Владимир Мау: Абсолютно. Причем в Аргентине деградация произошла без сильного влияния природных ресурсов. Риск деградации из-за природной ренты, из слишком сильной надежды на природную ренту велик. Первый классический случай – это Испания 16 века, которая к началу века была самой сильной в мире страной, с самой сильной армией, с интересами по всей Европе и которая к концу века полностью разложилась только из-за того, что у нее появилось много незаработанных денег. Мощный поток серебра и золота, который шел из Америки, создал экономическую ситуацию, при которой покупать в Англии и Франции оказалось дешевле, чем производить у себя. Испанское правительство начало тратить много больше, чем получать, хотя доходы возросли многократно. Это создало толчок к промышленной революции в других странах, и на следующие 500 лет, а может быть и больше, Испания до сих пор не восстановила своего статуса, который у нее был в начале 16 века, к открытию Колумбом Америки, привел к сильной деградации относительно развитых стран испанских политических институтов и испанской экономики.

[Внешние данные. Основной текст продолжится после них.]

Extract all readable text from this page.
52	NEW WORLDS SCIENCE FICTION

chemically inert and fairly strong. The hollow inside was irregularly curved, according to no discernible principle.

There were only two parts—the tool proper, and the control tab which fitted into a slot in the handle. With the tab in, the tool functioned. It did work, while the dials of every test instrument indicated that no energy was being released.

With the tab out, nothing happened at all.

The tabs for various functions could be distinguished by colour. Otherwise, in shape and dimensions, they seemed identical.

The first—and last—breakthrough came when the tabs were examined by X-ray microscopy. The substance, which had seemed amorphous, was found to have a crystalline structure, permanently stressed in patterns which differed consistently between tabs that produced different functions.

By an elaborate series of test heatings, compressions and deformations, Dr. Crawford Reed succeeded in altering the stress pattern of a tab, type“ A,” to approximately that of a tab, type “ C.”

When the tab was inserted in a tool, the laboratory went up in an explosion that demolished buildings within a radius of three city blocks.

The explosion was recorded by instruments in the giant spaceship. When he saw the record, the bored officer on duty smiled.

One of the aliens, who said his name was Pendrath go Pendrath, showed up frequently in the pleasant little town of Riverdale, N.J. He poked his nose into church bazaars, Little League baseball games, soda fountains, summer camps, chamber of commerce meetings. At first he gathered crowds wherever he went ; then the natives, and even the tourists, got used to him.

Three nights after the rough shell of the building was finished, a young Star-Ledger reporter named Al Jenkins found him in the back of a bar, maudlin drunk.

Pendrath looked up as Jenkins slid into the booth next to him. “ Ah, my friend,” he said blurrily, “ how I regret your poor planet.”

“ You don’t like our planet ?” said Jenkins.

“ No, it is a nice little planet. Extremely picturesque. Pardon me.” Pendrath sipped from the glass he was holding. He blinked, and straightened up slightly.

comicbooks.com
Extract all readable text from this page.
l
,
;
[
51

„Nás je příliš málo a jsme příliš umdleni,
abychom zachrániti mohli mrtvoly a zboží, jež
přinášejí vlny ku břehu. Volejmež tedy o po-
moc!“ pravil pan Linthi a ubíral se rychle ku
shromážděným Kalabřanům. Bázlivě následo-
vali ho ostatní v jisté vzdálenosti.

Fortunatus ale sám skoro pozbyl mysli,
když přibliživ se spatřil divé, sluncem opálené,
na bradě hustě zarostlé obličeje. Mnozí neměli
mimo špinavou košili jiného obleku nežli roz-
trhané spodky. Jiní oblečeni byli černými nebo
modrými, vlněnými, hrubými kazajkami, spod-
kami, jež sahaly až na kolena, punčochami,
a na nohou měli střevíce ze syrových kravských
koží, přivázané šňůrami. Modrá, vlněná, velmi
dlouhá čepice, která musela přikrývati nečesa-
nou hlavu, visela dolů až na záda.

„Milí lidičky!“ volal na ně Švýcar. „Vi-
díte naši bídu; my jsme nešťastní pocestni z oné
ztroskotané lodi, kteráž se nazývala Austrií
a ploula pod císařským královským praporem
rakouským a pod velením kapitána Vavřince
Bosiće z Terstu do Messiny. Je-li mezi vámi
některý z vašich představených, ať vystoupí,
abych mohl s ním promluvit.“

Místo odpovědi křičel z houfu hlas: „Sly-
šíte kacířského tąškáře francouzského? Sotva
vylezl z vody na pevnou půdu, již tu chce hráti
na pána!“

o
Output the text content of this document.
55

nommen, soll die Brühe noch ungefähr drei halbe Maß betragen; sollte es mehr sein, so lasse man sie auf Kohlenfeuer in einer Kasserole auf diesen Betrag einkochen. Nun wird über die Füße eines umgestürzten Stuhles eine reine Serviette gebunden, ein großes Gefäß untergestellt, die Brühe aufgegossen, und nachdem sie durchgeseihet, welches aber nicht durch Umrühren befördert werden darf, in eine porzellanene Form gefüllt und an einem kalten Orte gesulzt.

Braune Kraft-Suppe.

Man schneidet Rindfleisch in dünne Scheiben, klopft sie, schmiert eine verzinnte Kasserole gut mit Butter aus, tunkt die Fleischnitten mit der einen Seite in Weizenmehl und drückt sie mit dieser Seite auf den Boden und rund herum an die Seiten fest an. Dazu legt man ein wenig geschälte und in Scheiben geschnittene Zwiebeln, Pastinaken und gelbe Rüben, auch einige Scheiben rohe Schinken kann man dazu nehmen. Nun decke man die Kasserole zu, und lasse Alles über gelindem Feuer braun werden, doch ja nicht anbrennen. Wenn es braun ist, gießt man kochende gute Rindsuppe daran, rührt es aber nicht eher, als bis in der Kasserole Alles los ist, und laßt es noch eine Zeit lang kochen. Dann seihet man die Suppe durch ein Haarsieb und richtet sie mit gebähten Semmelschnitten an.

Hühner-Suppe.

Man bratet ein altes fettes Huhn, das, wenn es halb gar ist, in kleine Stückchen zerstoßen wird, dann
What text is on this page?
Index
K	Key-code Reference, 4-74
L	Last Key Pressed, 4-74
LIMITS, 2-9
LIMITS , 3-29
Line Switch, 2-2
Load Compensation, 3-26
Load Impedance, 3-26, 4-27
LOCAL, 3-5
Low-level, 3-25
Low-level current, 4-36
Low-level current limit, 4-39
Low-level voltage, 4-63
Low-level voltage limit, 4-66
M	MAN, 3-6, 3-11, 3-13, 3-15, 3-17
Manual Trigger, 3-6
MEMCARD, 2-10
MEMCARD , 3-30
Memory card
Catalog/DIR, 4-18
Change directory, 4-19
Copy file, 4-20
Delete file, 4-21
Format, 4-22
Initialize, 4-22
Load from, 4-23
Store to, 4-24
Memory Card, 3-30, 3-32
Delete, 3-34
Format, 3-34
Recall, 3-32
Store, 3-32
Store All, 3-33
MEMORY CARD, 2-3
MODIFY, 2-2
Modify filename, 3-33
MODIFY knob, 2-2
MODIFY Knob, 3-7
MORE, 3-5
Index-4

Михаил Соколов: Владимир Александрович, на чужих ошибках, тем более исторических, обычно не учатся. Учатся на своих и с немалыми потерями.
Владимир Мау: Я ничем не утешаю, говорю, что у нас как раз есть неплохие шансы повторить негативный испанский опыт.
Михаил Соколов: Лучше не повторять негативный испанский или аргентинский или нефтедобывающих некоторых стран, а попытаться что-то сделать.
Владимир Мау: Да, и мы как страна пытаемся что-то сделать.
Михаил Соколов: То, что пытаемся делать, выглядит странно. Сколковский проект выглядит странно.
Владимир Мау: Да нет, почему? Причем тут сколковский проект. Начнем с того, что мы все-таки извлекли очень серьезные уроки из ситуации 70 годов. На самом деле крах Советского Союза помимо длинных исторических причин, неуклюжесть коммунистических идей, конкретно связан с тоже нефтяной рентой. Советский Союз перестроился под потребление нефтяных ресурсов, когда цены упали, упала вся экономика. Честно говоря, если бы не произошло в 70 годы подстройки под новые стандарты потребления, Советский Союз экономически мог бы существовать довольно долго, это было бы такое длинное загнивание, больших успехов бы не было, и экономической катастрофы тоже бы не произошло.
Извлекли из этого уроки. Наша макроэкономика сейчас достаточно хороша, одна из лучших в мире, мы действительно стараемся нейтрализовывать незаработанные доходы, связанные с природной рентой. Это не является супергарантией, но все-таки это важный урок и, повторяю, макроэкономически мы на сегодня одна из самых устойчивых стран мира.
Михаил Соколов: Россия имеет дефицитный бюджет при цене на нефть 80 долларов за баррель. До кризиса при таких ценах бюджет не был дефицитным. Теперь для баланса нужно, чтобы нефть стоила 100 долларов.
Владимир Мау: До кризиса даже 40 долларов за баррель не было основой для дефицитного бюджета.
Михаил Соколов: А теперь 80 не хватает. Какие же это уроки?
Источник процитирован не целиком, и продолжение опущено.